Florida's Space Coast Has Plenty of Down-to-Earth Sights
After you've learned all you can about space, you may want to explore Florida's wildlife. Here are a few suggestions.
The Brevard Zoo promotes native Florida plants and animals, including a 22-acre restored wetlands. For families, it offers an interactive learning area, built by community volunteers. www.joinbrevardzoo.com.
BrevardCounty is one of the world's largest sea turtle nesting sites, and turtle watching is a popular pastime. The prime turtle-watching season begins in July. Visit the Cape Canaveral National Seashore Web site to learn more. www.nps.gov/cana.
If you're interested in checking out a few large, toothy alligators, take the family on an airboat ride at Lone Cabbage Fish Camp. The setting is reminiscent of Florida's yesteryears, and thanks to Captain Dennis, it's not uncommon to get up close to a 13-footer! Be sure to sample some fried alligator tail while you're there. www.twisterboatrides.com.

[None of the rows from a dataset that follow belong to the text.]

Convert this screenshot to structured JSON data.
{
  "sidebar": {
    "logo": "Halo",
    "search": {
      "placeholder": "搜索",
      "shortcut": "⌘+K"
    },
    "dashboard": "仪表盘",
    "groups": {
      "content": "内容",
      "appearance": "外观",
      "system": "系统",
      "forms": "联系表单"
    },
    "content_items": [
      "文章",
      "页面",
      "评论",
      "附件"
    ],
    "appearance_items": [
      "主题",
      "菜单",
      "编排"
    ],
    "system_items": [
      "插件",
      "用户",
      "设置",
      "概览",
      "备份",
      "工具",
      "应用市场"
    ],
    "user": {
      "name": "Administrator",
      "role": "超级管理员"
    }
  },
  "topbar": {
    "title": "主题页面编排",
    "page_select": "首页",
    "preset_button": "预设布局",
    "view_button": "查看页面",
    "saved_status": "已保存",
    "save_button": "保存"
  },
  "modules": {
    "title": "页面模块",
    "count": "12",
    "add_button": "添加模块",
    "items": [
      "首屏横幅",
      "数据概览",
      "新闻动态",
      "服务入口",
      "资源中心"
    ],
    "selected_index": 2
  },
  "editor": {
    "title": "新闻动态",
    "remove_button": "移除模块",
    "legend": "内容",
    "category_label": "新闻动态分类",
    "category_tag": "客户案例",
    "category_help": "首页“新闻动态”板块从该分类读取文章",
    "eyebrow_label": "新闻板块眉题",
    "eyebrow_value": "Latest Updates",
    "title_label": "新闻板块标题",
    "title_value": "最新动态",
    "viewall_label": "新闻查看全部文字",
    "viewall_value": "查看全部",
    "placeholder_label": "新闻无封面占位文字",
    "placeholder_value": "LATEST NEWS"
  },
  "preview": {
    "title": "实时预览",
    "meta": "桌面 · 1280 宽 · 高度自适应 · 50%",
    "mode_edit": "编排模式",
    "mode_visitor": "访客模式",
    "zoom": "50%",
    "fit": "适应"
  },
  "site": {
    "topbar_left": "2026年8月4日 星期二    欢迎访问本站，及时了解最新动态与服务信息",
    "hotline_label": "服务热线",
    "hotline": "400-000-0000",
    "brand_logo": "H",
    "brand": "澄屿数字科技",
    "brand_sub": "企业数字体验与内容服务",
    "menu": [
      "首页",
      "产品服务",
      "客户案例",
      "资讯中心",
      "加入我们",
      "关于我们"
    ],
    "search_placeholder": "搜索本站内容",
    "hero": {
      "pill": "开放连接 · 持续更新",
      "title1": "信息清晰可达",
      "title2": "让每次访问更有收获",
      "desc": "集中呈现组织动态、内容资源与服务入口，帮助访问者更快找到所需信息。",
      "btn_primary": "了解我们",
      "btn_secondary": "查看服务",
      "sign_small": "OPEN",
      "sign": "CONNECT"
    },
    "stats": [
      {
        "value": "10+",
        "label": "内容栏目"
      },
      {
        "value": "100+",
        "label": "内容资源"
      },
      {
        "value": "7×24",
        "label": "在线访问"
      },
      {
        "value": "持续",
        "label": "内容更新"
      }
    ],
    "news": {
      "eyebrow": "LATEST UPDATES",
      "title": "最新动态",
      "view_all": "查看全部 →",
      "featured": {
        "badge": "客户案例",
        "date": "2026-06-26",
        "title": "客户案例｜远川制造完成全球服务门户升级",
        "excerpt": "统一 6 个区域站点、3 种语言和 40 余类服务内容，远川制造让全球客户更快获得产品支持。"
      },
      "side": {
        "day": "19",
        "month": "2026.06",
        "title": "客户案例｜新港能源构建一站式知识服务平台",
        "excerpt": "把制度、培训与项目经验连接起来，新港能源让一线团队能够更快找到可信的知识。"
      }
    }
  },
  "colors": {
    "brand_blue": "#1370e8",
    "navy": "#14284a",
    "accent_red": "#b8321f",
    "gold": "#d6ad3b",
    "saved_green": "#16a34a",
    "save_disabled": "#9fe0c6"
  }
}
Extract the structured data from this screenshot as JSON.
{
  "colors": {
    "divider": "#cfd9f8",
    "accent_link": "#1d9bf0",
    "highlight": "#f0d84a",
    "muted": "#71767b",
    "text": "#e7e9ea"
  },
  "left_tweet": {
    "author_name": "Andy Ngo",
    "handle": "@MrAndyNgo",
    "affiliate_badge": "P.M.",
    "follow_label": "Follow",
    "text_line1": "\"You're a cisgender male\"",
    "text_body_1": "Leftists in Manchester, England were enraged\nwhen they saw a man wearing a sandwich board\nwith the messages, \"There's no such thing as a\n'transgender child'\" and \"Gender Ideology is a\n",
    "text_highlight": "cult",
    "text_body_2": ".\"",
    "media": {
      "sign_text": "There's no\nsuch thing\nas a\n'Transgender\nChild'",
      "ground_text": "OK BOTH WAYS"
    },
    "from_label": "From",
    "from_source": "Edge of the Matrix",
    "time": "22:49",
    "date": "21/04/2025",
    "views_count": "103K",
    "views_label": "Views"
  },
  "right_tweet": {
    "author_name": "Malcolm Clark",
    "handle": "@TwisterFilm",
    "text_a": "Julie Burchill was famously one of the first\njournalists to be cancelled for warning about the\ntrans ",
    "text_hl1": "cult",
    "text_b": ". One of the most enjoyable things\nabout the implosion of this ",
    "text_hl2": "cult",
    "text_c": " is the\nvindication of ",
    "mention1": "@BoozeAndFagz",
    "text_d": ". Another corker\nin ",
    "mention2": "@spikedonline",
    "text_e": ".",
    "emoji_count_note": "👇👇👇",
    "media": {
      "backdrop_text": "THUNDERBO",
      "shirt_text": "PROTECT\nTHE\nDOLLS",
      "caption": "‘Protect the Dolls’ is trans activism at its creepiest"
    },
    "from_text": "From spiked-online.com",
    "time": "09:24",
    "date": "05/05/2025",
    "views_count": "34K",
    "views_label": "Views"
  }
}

Florida is also home to the endangered West Indian manatee - also called the gentle giant or lovable sea cow. One of the best viewing sites in BrevardCounty used to be at the Canaveral Lock at the end of Mullet Drive, in Cape Canaveral. Due to post-9-11 security, visitors are no longer allowed through the gates, but I encourage you to check, just in case things have changed. Manatee sightings have also been recorded at the Merritt Island National Wildlife Refuge and at the north end of BrevardCounty. If all else fails, Sea World has a terrific manatee rescue, rehabilitation and release program and several friendly sea cows for you to study. Sea World's 'Manatees: The Last Generation?' was named the best new zoological exhibit in the country by the American Zoological Association. www.seaworld.com.
Finally, for the ultimate family treat, you may want to consider swimming with a bottlenose dolphin at Discovery Cove in Orlando. It's part of a daylong adventure in which guests snorkel along colorful reefs, glide among cownose stingrays and get an in-depth education about these friendly and social mammals. www.discoverycove.com.